A Noite Te Convida

África mãe, Brasil filho,
O leite do mundo habitou suas tetas.
Mamilos perfeitos acalentados de açoite.
Seu ventre sempre foi livre
Gerando toda a história desse universo mal-agradecido
Se ser mãe é dádiva de Deus
Então a África é o berçário onde Ele nasceu.
Suas crianças, dotadas de grande picardia,
Lançaram ao mundo variadas culturas.
A noite recente traz o eco
da trilha sonora daquele tempo,
Tambores confeccionadas pelas mãos
Arquitetas do mundo.
Metralhadoras, fuzis e armas químicas
Deitarão no seu colo
para dividir o espaço com as rosas vermelhas.

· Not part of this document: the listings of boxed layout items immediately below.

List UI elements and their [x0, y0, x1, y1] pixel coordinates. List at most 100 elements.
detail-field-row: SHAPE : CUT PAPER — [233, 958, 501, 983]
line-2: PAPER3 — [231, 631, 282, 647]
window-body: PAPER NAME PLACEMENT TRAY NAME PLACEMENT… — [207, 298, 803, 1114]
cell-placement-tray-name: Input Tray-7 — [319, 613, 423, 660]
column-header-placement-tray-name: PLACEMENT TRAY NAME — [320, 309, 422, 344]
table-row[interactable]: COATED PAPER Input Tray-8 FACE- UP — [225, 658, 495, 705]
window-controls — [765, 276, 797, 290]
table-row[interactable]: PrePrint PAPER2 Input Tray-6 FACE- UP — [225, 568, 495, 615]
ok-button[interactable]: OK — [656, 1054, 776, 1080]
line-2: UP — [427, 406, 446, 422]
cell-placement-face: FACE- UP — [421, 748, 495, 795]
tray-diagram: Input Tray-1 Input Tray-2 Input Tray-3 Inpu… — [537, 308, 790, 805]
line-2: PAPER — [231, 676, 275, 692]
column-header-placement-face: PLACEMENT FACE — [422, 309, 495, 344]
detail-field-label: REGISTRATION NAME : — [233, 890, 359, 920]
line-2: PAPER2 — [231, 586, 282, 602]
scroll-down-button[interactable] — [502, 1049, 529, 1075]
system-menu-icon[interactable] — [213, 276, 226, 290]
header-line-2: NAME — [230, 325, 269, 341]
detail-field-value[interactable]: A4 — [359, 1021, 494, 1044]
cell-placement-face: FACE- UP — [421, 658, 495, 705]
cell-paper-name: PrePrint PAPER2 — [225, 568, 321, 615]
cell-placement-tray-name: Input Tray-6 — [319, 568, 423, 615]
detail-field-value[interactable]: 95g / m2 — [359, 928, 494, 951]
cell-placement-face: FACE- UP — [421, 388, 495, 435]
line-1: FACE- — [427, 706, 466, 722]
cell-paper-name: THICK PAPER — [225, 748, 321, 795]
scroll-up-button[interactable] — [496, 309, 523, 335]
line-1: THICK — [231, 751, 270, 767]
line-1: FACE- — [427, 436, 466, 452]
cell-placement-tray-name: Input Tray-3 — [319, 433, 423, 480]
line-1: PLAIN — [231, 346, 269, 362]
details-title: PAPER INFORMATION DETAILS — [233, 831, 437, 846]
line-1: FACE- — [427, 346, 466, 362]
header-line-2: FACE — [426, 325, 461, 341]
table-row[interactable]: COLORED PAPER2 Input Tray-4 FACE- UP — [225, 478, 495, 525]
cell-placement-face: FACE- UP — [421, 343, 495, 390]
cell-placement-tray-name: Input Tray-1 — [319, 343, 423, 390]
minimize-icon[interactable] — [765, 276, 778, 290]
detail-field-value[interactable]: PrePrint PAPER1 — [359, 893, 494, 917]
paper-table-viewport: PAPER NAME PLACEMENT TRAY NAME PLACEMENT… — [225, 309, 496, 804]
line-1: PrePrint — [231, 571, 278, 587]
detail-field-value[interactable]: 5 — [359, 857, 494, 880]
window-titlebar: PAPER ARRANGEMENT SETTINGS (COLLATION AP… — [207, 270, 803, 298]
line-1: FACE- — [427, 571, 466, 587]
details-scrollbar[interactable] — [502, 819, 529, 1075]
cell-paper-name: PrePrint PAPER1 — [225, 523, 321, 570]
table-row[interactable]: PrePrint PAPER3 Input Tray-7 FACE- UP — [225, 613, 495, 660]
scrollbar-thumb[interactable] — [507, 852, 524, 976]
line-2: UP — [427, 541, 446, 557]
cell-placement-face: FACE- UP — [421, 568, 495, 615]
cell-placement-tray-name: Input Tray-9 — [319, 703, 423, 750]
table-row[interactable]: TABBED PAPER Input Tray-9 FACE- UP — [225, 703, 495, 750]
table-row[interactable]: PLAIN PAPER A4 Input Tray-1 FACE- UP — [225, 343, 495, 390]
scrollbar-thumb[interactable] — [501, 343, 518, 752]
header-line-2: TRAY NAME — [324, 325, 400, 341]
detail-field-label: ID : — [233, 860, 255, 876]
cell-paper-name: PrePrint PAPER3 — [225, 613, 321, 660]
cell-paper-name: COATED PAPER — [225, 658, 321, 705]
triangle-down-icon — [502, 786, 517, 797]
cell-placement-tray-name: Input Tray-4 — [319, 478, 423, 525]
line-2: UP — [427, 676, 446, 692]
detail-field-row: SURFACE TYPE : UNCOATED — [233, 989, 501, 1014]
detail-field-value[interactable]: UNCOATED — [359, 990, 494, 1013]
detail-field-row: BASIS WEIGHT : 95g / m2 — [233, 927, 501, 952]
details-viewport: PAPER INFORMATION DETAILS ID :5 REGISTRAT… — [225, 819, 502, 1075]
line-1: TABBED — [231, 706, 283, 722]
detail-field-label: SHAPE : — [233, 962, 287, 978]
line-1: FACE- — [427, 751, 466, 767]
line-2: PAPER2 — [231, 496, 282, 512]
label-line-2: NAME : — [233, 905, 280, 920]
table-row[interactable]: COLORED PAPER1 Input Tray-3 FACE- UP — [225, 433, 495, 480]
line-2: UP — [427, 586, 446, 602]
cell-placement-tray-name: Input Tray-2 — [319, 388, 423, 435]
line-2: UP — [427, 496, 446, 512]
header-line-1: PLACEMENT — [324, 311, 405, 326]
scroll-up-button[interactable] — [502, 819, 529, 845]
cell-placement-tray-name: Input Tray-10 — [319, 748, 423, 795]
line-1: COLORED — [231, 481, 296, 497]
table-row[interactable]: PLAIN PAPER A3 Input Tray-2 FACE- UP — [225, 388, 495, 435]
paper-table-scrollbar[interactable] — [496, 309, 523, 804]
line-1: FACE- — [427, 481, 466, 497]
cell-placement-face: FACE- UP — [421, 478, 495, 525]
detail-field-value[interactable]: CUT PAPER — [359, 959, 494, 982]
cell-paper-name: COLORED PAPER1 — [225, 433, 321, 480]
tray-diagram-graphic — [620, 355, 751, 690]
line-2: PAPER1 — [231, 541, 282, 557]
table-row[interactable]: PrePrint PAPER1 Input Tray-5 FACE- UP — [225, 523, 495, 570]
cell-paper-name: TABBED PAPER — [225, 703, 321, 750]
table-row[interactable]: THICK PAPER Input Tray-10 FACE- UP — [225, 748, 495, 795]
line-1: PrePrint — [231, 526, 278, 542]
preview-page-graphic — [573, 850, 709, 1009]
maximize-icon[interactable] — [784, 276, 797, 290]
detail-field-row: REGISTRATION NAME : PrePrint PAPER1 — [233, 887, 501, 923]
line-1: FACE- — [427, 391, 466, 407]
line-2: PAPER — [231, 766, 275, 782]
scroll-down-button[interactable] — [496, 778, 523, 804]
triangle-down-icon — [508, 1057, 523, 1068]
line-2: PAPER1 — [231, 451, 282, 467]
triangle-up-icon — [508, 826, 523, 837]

Os amores não-correspondido
se contentaram ao seu lado.
Corações sujos que me lembram as pedras,
Hipérbole da herança maldita,
que umedece e goteja em pequenos ventres
Multiplicando a desgraça e mal vivida vida.
Vida que alimenta a feijoada,
Vida que suinga o carnaval,
Vidas de mãos feridas que tocam os instrumentos...
Umbanda, candomblé.
Tragam-me a garrafa com o líquido da cultura nordestina
Vou me embriagar desse sincretismo puro e natural.
Noite! Termo abstrato
que absorve o sentimento africano.
África mãe, África pai, África.
Sinônimo de negro.
Ovaciona o seu hino de raiz
Que a recitação voe até a audição
desses espíritos maléficos,
Âmago sem cultura.
África! Sou larápio de cena
Que cutuca a sua bonança com palavras egocêntricas.
Venha mãe, dance comigo o batuque atual
Porque, nas nossas festas noturnas,
A sua entrada é franca.
Então, ginga o batuque atual.
Que cada gesto teu tenha um pedaço de desdém,
Venha, pois a noite... te convida para dançar.